4.3.3 Credit Monitoring

To minimise credit losses, monitoring procedures and systems should be in place that provide an early indication of the deteriorating financial health of a borrower. At a minimum, systems should be in place to report the following exceptions to relevant executives in CRM and RM team:

Past due principal or interest payments, past due trade bills, account excesses, and breach of loan covenants;

Loan terms and conditions are monitored, financial statements are received on a regular basis, and any covenant breaches or exceptions are referred to CRM and the RM team for timely follow-up.

Timely corrective action is taken to address findings of any internal, external or regulator inspection/audit.

All borrower relationships/loan facilities are reviewed and approved through the submission of a Credit Application at least annually.
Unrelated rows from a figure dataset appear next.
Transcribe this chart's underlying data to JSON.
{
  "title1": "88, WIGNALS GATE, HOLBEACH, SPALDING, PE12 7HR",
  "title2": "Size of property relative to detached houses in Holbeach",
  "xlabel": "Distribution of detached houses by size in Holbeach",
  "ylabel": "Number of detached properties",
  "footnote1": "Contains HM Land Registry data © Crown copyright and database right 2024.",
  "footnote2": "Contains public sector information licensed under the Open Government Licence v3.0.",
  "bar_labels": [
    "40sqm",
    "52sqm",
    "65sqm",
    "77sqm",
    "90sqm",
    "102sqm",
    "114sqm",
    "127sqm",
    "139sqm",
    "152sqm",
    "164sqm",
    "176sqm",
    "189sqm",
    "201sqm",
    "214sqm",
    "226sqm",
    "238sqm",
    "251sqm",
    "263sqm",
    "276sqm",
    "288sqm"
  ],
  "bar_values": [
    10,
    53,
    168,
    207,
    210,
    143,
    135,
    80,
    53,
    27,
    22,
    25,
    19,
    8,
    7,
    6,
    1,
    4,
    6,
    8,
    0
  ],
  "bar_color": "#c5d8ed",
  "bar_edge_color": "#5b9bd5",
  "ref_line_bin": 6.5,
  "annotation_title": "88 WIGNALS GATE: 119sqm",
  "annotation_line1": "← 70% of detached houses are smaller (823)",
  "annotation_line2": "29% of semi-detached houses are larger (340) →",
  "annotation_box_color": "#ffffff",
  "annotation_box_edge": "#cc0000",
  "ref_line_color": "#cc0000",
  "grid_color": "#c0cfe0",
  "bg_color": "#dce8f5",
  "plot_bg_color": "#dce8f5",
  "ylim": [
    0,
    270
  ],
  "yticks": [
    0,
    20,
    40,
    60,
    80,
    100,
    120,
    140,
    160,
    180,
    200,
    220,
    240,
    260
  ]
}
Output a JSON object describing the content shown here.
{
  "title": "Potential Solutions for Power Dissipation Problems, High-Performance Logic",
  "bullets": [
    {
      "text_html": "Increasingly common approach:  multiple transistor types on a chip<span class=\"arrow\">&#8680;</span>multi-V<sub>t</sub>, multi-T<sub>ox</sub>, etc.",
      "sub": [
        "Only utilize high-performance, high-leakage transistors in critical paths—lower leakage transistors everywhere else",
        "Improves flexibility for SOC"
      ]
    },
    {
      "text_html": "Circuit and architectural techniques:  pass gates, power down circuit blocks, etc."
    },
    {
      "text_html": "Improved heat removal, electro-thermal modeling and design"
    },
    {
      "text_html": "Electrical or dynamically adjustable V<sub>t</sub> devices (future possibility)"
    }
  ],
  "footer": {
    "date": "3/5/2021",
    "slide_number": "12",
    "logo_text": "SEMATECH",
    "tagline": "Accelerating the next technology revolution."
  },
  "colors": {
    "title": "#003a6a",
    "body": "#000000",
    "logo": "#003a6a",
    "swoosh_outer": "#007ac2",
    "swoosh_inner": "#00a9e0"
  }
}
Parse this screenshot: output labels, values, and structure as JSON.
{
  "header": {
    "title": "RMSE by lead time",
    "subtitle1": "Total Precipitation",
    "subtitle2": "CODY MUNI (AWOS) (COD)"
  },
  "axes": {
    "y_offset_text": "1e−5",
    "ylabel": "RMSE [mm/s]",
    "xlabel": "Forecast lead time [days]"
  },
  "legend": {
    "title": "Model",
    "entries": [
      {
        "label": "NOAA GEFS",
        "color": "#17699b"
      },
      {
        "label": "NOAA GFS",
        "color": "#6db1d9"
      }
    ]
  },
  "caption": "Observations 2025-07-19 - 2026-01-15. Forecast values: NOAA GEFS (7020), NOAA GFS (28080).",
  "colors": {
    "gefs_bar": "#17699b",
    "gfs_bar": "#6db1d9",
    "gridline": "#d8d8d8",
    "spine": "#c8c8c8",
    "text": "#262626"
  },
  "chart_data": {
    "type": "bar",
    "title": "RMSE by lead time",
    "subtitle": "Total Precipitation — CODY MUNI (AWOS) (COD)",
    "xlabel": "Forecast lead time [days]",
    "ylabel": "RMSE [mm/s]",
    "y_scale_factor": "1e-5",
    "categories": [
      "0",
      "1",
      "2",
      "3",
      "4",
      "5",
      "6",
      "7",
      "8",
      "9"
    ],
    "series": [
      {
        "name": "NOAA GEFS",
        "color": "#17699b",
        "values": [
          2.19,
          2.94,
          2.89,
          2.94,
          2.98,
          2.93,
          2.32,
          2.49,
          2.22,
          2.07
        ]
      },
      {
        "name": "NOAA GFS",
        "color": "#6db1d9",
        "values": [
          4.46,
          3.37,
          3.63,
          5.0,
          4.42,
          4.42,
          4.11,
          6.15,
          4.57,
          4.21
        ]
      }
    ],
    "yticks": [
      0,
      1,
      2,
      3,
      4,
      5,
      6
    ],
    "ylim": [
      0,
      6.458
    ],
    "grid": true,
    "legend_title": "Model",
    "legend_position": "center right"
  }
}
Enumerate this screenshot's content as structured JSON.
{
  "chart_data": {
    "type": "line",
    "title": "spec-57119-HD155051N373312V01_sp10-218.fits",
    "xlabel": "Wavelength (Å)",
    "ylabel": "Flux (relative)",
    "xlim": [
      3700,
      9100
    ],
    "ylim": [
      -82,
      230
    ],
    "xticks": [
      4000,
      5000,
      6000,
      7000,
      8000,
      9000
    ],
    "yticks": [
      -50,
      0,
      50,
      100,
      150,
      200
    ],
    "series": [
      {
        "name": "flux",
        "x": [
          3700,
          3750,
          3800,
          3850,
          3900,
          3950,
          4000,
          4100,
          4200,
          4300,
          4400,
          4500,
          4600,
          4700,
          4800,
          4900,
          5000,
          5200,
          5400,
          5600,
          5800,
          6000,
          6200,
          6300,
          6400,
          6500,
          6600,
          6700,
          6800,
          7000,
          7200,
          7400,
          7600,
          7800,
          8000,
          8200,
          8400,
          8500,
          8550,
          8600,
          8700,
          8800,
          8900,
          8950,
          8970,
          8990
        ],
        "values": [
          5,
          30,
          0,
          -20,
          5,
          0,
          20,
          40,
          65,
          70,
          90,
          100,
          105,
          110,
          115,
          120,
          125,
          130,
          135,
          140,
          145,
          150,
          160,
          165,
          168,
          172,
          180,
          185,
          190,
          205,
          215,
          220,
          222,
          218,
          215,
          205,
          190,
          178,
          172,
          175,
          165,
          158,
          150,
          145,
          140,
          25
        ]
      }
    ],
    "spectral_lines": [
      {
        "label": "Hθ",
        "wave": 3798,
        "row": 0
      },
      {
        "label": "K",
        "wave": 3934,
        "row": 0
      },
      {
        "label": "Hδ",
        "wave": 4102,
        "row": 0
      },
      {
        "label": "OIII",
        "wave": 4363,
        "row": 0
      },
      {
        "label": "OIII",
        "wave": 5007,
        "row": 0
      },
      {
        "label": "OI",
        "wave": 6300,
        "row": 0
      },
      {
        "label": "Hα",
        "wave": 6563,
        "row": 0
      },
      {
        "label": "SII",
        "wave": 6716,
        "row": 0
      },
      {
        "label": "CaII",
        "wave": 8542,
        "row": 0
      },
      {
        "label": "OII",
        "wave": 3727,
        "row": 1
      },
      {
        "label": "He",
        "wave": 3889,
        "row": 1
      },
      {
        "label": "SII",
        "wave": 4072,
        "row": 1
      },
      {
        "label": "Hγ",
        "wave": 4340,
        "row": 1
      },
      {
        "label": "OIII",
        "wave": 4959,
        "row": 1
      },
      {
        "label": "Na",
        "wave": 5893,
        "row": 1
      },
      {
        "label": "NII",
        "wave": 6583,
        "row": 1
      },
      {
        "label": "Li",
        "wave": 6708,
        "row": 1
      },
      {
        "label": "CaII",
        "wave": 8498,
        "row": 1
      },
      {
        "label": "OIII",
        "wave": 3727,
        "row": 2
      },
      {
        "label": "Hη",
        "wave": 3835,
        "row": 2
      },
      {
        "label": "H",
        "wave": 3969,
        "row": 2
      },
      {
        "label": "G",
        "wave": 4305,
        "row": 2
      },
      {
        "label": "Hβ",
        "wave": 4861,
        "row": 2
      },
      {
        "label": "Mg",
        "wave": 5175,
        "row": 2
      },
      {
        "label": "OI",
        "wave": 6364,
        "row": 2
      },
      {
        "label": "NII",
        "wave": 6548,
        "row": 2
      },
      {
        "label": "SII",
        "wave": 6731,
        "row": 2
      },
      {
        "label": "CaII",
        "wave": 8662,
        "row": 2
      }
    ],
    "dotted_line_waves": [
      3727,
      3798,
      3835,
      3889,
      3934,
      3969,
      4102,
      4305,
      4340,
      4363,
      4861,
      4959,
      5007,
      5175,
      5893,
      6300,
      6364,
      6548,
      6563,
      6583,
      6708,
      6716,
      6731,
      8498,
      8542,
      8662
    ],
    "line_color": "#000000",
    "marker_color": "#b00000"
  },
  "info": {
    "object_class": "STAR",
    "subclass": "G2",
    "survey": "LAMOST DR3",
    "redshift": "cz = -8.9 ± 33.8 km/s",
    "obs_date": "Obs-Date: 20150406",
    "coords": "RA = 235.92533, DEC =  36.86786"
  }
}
Computer systems must be able to produce the above information for central/head office as well as local review. Where automated systems are not available, a manual process should have the capability to produce accurate exception reports. Exceptions should be followed up on and corrective action taken in a timely manner before the account deteriorates further. Refer to the Early Alert Process (section4.3.3.1).

4.3.3.1 Early Alert process:

An Early Alert Account is one that has risks or potential weaknesses of a material nature requiring monitoring, supervision, or close attention by management. If these weaknesses are left uncorrected, they may result in deterioration of the repayment prospects for the asset or in the Bank’s credit position at some future date with a likely prospect of being downgraded to CG 5 or worse (Impaired status), within the next twelve months.

Early identification, prompt reporting and proactive management of Early Alert Accounts are prime credit responsibilities of all Relationship Managers and must be undertaken on a continuous basis. An Early Alert report should be completed by the RM and sent to the approving authority in CRM for any account that is showing signs of deterioration within seven days from the identification of weaknesses. The Risk Grade should be updated as soon as possible and no delay should be taken in referring problem accounts to the CRM department for assistance in recovery.

Despite a prudent credit approval process, loans may still become troubled. Therefore, it is essential that early identification and prompt reporting of deteriorating credit signs be done to ensure swift action to protect the Bank’s interest. The symptoms of early alert are by no means exhaustive and hence, if there  are other concerns, such as a breach of loan covenants or adverse market rumors that warrant additional caution, an Early Alert report should be raised.

Moreover, regular contact with customers will enhance the likelihood of developing strategies mutually acceptable to both the customer and the Bank. Representation from the Bank in such discussions should include the local legal adviser when appropriate.

An account may be reclassified as a Regular Account from Early Alert Account status when the symptom, or symptoms, causing the Early Alert classification have been regularized or no longer exist. The concurrence of the CRM approval authority is required for conversion from Early Alert Account status to Regular Account status .

4.3.4 Credit Recovery

The Recovery Unit (RU) of CRM should directly manage accounts with sustained deterioration (a Risk Rating of Sub Standard (6) or worse). Banks may wish to transfer EXIT accounts graded 4-5 to the RU for efficient exit based on recommendation of CRM and Corporate Banking. Whenever an account is handed over from Relationship Management to RU, a Handover /Downgrade Checklist should be completed.

The RU’s primary functions are:

Determine Account Action Plan/Recovery Strategy

Pursue all options to maximize recovery, including placing customers into receivership or liquidation as appropriate.

Ensure adequate and timely loan loss provisions are made based on actual and expected losses.

Regular review of grade 6 or worse accounts.

The management of problem loans (NPLs) must be a dynamic process, and the associated strategy together with the adequacy of provisions must be regularly reviewed. A process should be established to share the lessons learned from the experience of credit losses in order to update the lending guidelines.